Ah yes. Briggs likes to throw problems into other departments/committees laps. And he thinks these are good qualifications for being mayor?
“The landfill was capped and grassed, and ready to be adopted. After that, people illegally dumped. We did not find who did it,” he said. “Sometimes it’s impossible after the fact to identify the source.”
That additional cleanup and capping will cost the city more than $300,000 - $59,000 to design a plan to fix the problem, $259,000 to cap the area where the garbage once sat and $7,000 for a final survey to make sure the area is in good shape, said Hal Alvord, DPW’s current director.

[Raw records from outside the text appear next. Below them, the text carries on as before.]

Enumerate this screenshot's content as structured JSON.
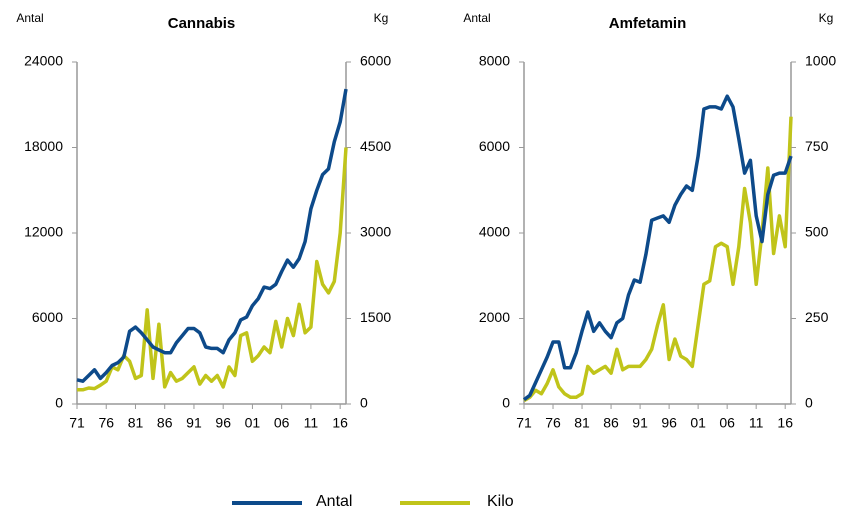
{
  "chart_data": [
    {
      "type": "line",
      "title": "Cannabis",
      "ylabel": "Antal",
      "y2label": "Kg",
      "categories": [
        "71",
        null,
        null,
        null,
        null,
        "76",
        null,
        null,
        null,
        null,
        "81",
        null,
        null,
        null,
        null,
        "86",
        null,
        null,
        null,
        null,
        "91",
        null,
        null,
        null,
        null,
        "96",
        null,
        null,
        null,
        null,
        "01",
        null,
        null,
        null,
        null,
        "06",
        null,
        null,
        null,
        null,
        "11",
        null,
        null,
        null,
        null,
        "16",
        null
      ],
      "series": [
        {
          "name": "Antal",
          "color": "#0d4a8a",
          "values": [
            1700,
            1600,
            2000,
            2400,
            1800,
            2200,
            2700,
            2900,
            3300,
            5100,
            5400,
            5000,
            4500,
            4000,
            3800,
            3600,
            3600,
            4300,
            4800,
            5300,
            5300,
            5000,
            4000,
            3900,
            3900,
            3600,
            4500,
            5000,
            5900,
            6100,
            6900,
            7400,
            8200,
            8100,
            8400,
            9300,
            10100,
            9600,
            10200,
            11400,
            13700,
            15000,
            16100,
            16500,
            18400,
            19800,
            22100
          ]
        },
        {
          "name": "Kilo",
          "color": "#c0c41a",
          "axis": "y2",
          "values": [
            250,
            250,
            280,
            270,
            330,
            400,
            650,
            600,
            850,
            750,
            450,
            500,
            1650,
            450,
            1400,
            300,
            550,
            400,
            450,
            550,
            650,
            350,
            500,
            400,
            500,
            300,
            650,
            500,
            1200,
            1250,
            750,
            850,
            1000,
            900,
            1450,
            1000,
            1500,
            1200,
            1750,
            1250,
            1350,
            2500,
            2100,
            1950,
            2150,
            3000,
            4500
          ]
        }
      ],
      "ylim": [
        0,
        24000
      ],
      "yticks": [
        0,
        6000,
        12000,
        18000,
        24000
      ],
      "y2lim": [
        0,
        6000
      ],
      "y2ticks": [
        0,
        1500,
        3000,
        4500,
        6000
      ]
    },
    {
      "type": "line",
      "title": "Amfetamin",
      "ylabel": "Antal",
      "y2label": "Kg",
      "categories": [
        "71",
        null,
        null,
        null,
        null,
        "76",
        null,
        null,
        null,
        null,
        "81",
        null,
        null,
        null,
        null,
        "86",
        null,
        null,
        null,
        null,
        "91",
        null,
        null,
        null,
        null,
        "96",
        null,
        null,
        null,
        null,
        "01",
        null,
        null,
        null,
        null,
        "06",
        null,
        null,
        null,
        null,
        "11",
        null,
        null,
        null,
        null,
        "16",
        null
      ],
      "series": [
        {
          "name": "Antal",
          "color": "#0d4a8a",
          "values": [
            100,
            200,
            500,
            800,
            1100,
            1450,
            1450,
            850,
            850,
            1200,
            1700,
            2150,
            1700,
            1900,
            1700,
            1550,
            1900,
            2000,
            2550,
            2900,
            2850,
            3500,
            4300,
            4350,
            4400,
            4250,
            4650,
            4900,
            5100,
            5000,
            5800,
            6900,
            6950,
            6950,
            6900,
            7200,
            6950,
            6200,
            5400,
            5700,
            4400,
            3800,
            4900,
            5350,
            5400,
            5400,
            5800
          ]
        },
        {
          "name": "Kilo",
          "color": "#c0c41a",
          "axis": "y2",
          "values": [
            10,
            20,
            40,
            30,
            60,
            100,
            50,
            30,
            20,
            20,
            30,
            110,
            90,
            100,
            110,
            90,
            160,
            100,
            110,
            110,
            110,
            130,
            160,
            230,
            290,
            130,
            190,
            140,
            130,
            110,
            230,
            350,
            360,
            460,
            470,
            460,
            350,
            460,
            630,
            530,
            350,
            500,
            690,
            440,
            550,
            460,
            840
          ]
        }
      ],
      "ylim": [
        0,
        8000
      ],
      "yticks": [
        0,
        2000,
        4000,
        6000,
        8000
      ],
      "y2lim": [
        0,
        1000
      ],
      "y2ticks": [
        0,
        250,
        500,
        750,
        1000
      ]
    }
  ]
}
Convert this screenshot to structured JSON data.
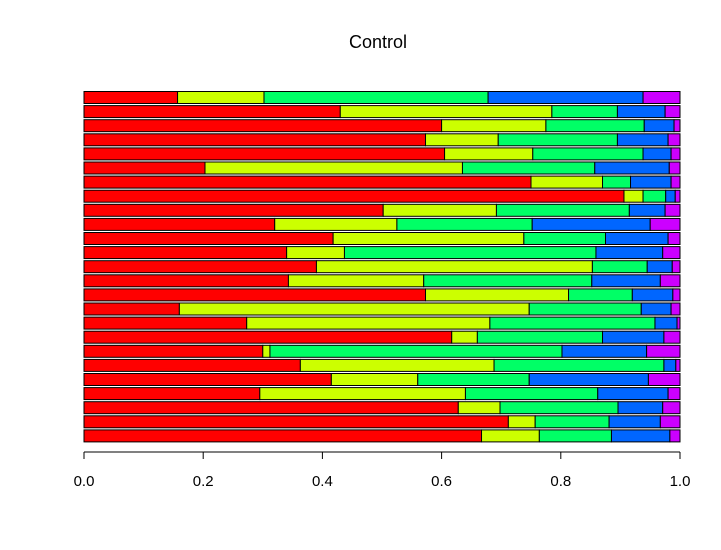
{
  "chart_data": {
    "type": "bar",
    "orientation": "horizontal",
    "stacked": true,
    "title": "Control",
    "xlabel": "",
    "ylabel": "",
    "xlim": [
      0,
      1
    ],
    "xticks": [
      "0.0",
      "0.2",
      "0.4",
      "0.6",
      "0.8",
      "1.0"
    ],
    "grid": false,
    "legend": "none",
    "segment_colors": [
      "#ff0000",
      "#ccff00",
      "#00ff66",
      "#0066ff",
      "#cc00ff"
    ],
    "rows_top_to_bottom": [
      [
        0.157,
        0.145,
        0.376,
        0.26,
        0.062
      ],
      [
        0.43,
        0.355,
        0.11,
        0.08,
        0.025
      ],
      [
        0.6,
        0.175,
        0.165,
        0.05,
        0.01
      ],
      [
        0.573,
        0.122,
        0.2,
        0.085,
        0.02
      ],
      [
        0.605,
        0.148,
        0.185,
        0.047,
        0.015
      ],
      [
        0.203,
        0.432,
        0.222,
        0.125,
        0.018
      ],
      [
        0.75,
        0.12,
        0.047,
        0.068,
        0.015
      ],
      [
        0.906,
        0.032,
        0.038,
        0.016,
        0.008
      ],
      [
        0.502,
        0.19,
        0.223,
        0.06,
        0.025
      ],
      [
        0.32,
        0.205,
        0.227,
        0.198,
        0.05
      ],
      [
        0.418,
        0.32,
        0.137,
        0.105,
        0.02
      ],
      [
        0.34,
        0.097,
        0.422,
        0.112,
        0.029
      ],
      [
        0.39,
        0.463,
        0.092,
        0.042,
        0.013
      ],
      [
        0.343,
        0.227,
        0.282,
        0.115,
        0.033
      ],
      [
        0.573,
        0.24,
        0.107,
        0.068,
        0.012
      ],
      [
        0.16,
        0.587,
        0.188,
        0.05,
        0.015
      ],
      [
        0.273,
        0.408,
        0.277,
        0.037,
        0.005
      ],
      [
        0.617,
        0.043,
        0.21,
        0.103,
        0.027
      ],
      [
        0.3,
        0.012,
        0.49,
        0.142,
        0.056
      ],
      [
        0.363,
        0.325,
        0.285,
        0.02,
        0.007
      ],
      [
        0.415,
        0.145,
        0.187,
        0.2,
        0.053
      ],
      [
        0.295,
        0.345,
        0.222,
        0.118,
        0.02
      ],
      [
        0.628,
        0.07,
        0.198,
        0.075,
        0.029
      ],
      [
        0.712,
        0.045,
        0.124,
        0.086,
        0.033
      ],
      [
        0.667,
        0.097,
        0.121,
        0.098,
        0.017
      ]
    ]
  }
}
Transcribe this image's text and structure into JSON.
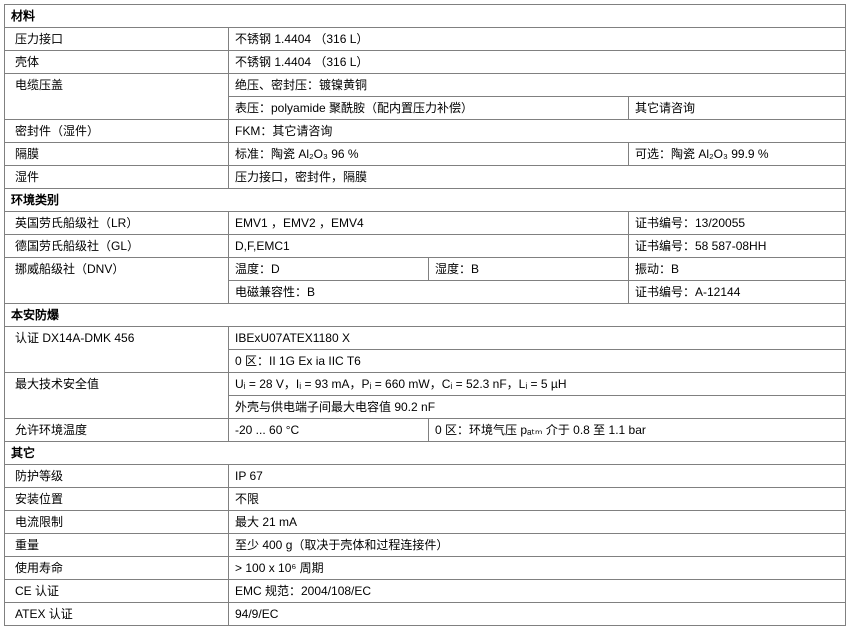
{
  "sections": {
    "materials": {
      "title": "材料",
      "pressure_port": {
        "label": "压力接口",
        "value": "不锈钢 1.4404 （316 L）"
      },
      "case": {
        "label": "壳体",
        "value": "不锈钢 1.4404 （316 L）"
      },
      "cable_gland": {
        "label": "电缆压盖",
        "line1": "绝压、密封压：镀镍黄铜",
        "line2a": "表压：polyamide 聚酰胺（配内置压力补偿）",
        "line2b": "其它请咨询"
      },
      "seal": {
        "label": "密封件（湿件）",
        "value": "FKM：其它请咨询"
      },
      "diaphragm": {
        "label": "隔膜",
        "std": "标准：陶瓷 Al₂O₃ 96 %",
        "opt": "可选：陶瓷 Al₂O₃ 99.9 %"
      },
      "wetted": {
        "label": "湿件",
        "value": "压力接口，密封件，隔膜"
      }
    },
    "env": {
      "title": "环境类别",
      "lr": {
        "label": "英国劳氏船级社（LR）",
        "col1": "EMV1 ，EMV2 ，EMV4",
        "cert": "证书编号：13/20055"
      },
      "gl": {
        "label": "德国劳氏船级社（GL）",
        "col1": "D,F,EMC1",
        "cert": "证书编号：58 587-08HH"
      },
      "dnv": {
        "label": "挪威船级社（DNV）",
        "temp": "温度：D",
        "hum": "湿度：B",
        "vib": "振动：B",
        "emc": "电磁兼容性：B",
        "cert": "证书编号：A-12144"
      }
    },
    "ex": {
      "title": "本安防爆",
      "approval": {
        "label": "认证  DX14A-DMK 456",
        "line1": "IBExU07ATEX1180 X",
        "line2": "0 区：II 1G Ex ia IIC T6"
      },
      "safety": {
        "label": "最大技术安全值",
        "line1": "Uᵢ = 28 V，Iᵢ = 93 mA，Pᵢ = 660 mW，Cᵢ = 52.3 nF，Lᵢ = 5 µH",
        "line2": "外壳与供电端子间最大电容值  90.2 nF"
      },
      "amb_temp": {
        "label": "允许环境温度",
        "col1": "-20 ... 60 °C",
        "col2": "0 区：环境气压 pₐₜₘ 介于 0.8 至  1.1 bar"
      }
    },
    "other": {
      "title": "其它",
      "ip": {
        "label": "防护等级",
        "value": "IP 67"
      },
      "mount": {
        "label": "安装位置",
        "value": "不限"
      },
      "current": {
        "label": "电流限制",
        "value": "最大 21 mA"
      },
      "weight": {
        "label": "重量",
        "value": "至少 400 g（取决于壳体和过程连接件）"
      },
      "life": {
        "label": "使用寿命",
        "value": "> 100 x 10⁶ 周期"
      },
      "ce": {
        "label": "CE 认证",
        "value": "EMC  规范：2004/108/EC"
      },
      "atex": {
        "label": "ATEX 认证",
        "value": "94/9/EC"
      }
    }
  }
}
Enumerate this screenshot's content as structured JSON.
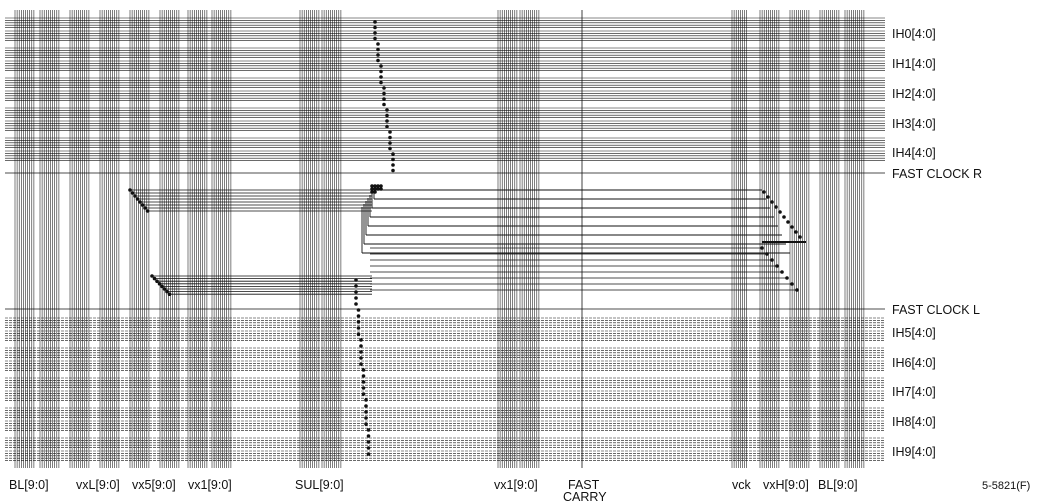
{
  "right_labels": [
    "IH0[4:0]",
    "IH1[4:0]",
    "IH2[4:0]",
    "IH3[4:0]",
    "IH4[4:0]",
    "FAST CLOCK R",
    "FAST CLOCK L",
    "IH5[4:0]",
    "IH6[4:0]",
    "IH7[4:0]",
    "IH8[4:0]",
    "IH9[4:0]"
  ],
  "bottom_labels": [
    "BL[9:0]",
    "vxL[9:0]",
    "vx5[9:0]",
    "vx1[9:0]",
    "SUL[9:0]",
    "vx1[9:0]",
    "FAST",
    "CARRY",
    "vck",
    "vxH[9:0]",
    "BL[9:0]"
  ],
  "figure_id": "5-5821(F)",
  "line_color": "#111111"
}
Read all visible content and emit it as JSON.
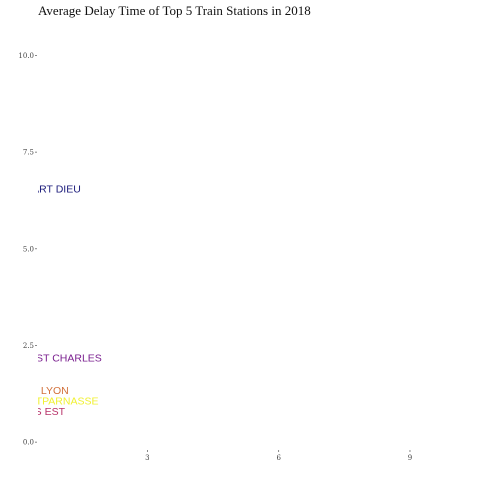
{
  "chart_data": {
    "type": "line",
    "title": "Average Delay Time of Top 5 Train Stations in 2018",
    "xlabel": "",
    "ylabel": "",
    "xlim": [
      0.5,
      10.6
    ],
    "ylim": [
      -0.1,
      10.4
    ],
    "x_ticks": [
      {
        "value": 3,
        "label": "3"
      },
      {
        "value": 6,
        "label": "6"
      },
      {
        "value": 9,
        "label": "9"
      }
    ],
    "y_ticks": [
      {
        "value": 0,
        "label": "0.0"
      },
      {
        "value": 2.5,
        "label": "2.5"
      },
      {
        "value": 5,
        "label": "5.0"
      },
      {
        "value": 7.5,
        "label": "7.5"
      },
      {
        "value": 10,
        "label": "10.0"
      }
    ],
    "grid": false,
    "legend": "none",
    "series": [
      {
        "name": "LYON PART DIEU",
        "color": "#1a1a7a",
        "last_x": 0.5,
        "last_y": 6.55
      },
      {
        "name": "MARSEILLE ST CHARLES",
        "color": "#7a1f8f",
        "last_x": 0.5,
        "last_y": 2.17
      },
      {
        "name": "PARIS LYON",
        "color": "#d2703a",
        "last_x": 0.5,
        "last_y": 1.33
      },
      {
        "name": "PARIS MONTPARNASSE",
        "color": "#f0f030",
        "last_x": 0.5,
        "last_y": 1.07
      },
      {
        "name": "PARIS EST",
        "color": "#b8336a",
        "last_x": 0.5,
        "last_y": 0.79
      }
    ]
  }
}
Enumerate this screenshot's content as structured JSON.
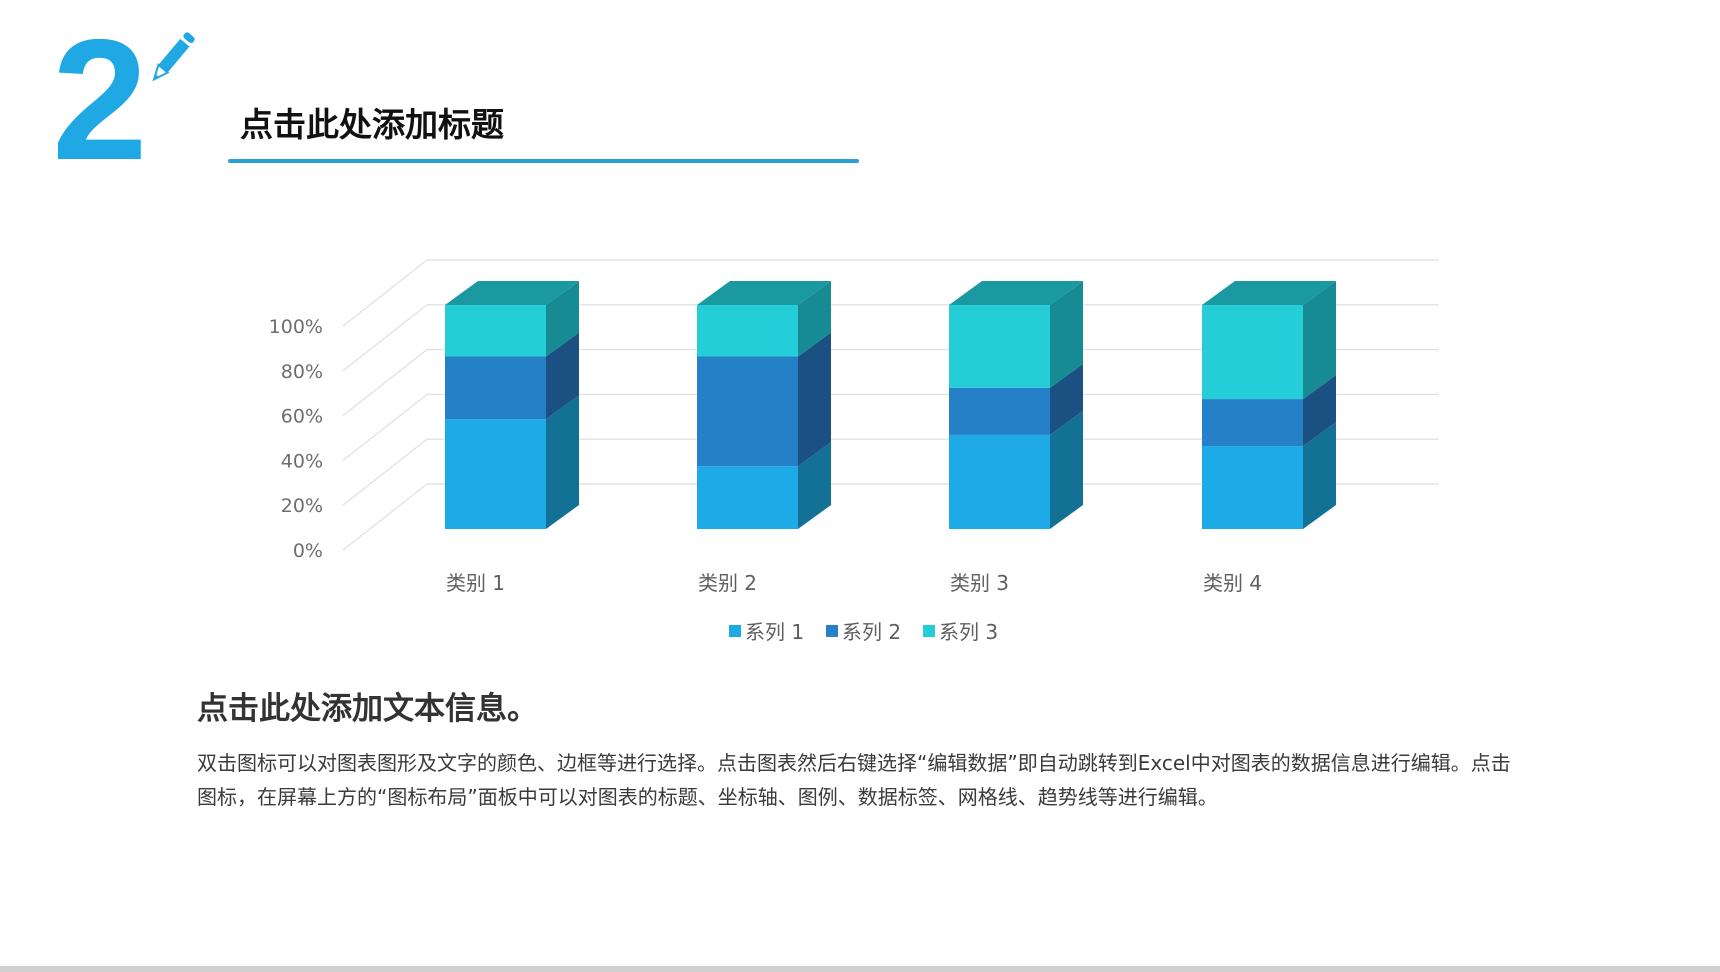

That process has held up the park’s progress because the city couldn’t obtain a certificate of closure from the DEP, officials said. The certificate is required for the site to be used as a park.
“One of the questions I have is if the landfill was capped, why did the city not seek a certificate of closure?” Alvord said.
Overton said that’s not the way it works: “If you’re trying to create features, you don’t close the landfill first,” he said. You add all the park elements atop the cap - such as ponds and trails - then get the certificate, he said.
Regardless, that second cap is nearly complete, Alvord said. After years of setbacks and additional procedural requirements, the project might move forward.
Searching for a pearl
The next chapter in the saga, said Susan Sweitzer, a senior project manager with the city Redevelopment Agency who’s overseeing Oyster Shell, will include construction and park improvements that should begin early next year. The city now has more than $1 million to spend on the project - $800,000 from a state loan and $350,000 from state Rep. Lawrence Cafero, R-Norwalk.
But it will still cost an estimated $3.9 million to $4.8 million to finish the entire park, according to a master plan for Oyster Shell drawn up last year by a city consultant.
Much of that could be covered by grants, as the city is trying to build a park that’s the first of its kind, according to Tom Tavella, a landscape architect with BSC Group of Boston.
I would hope that the environmental issues get a hard look before money is spent “greening” the park.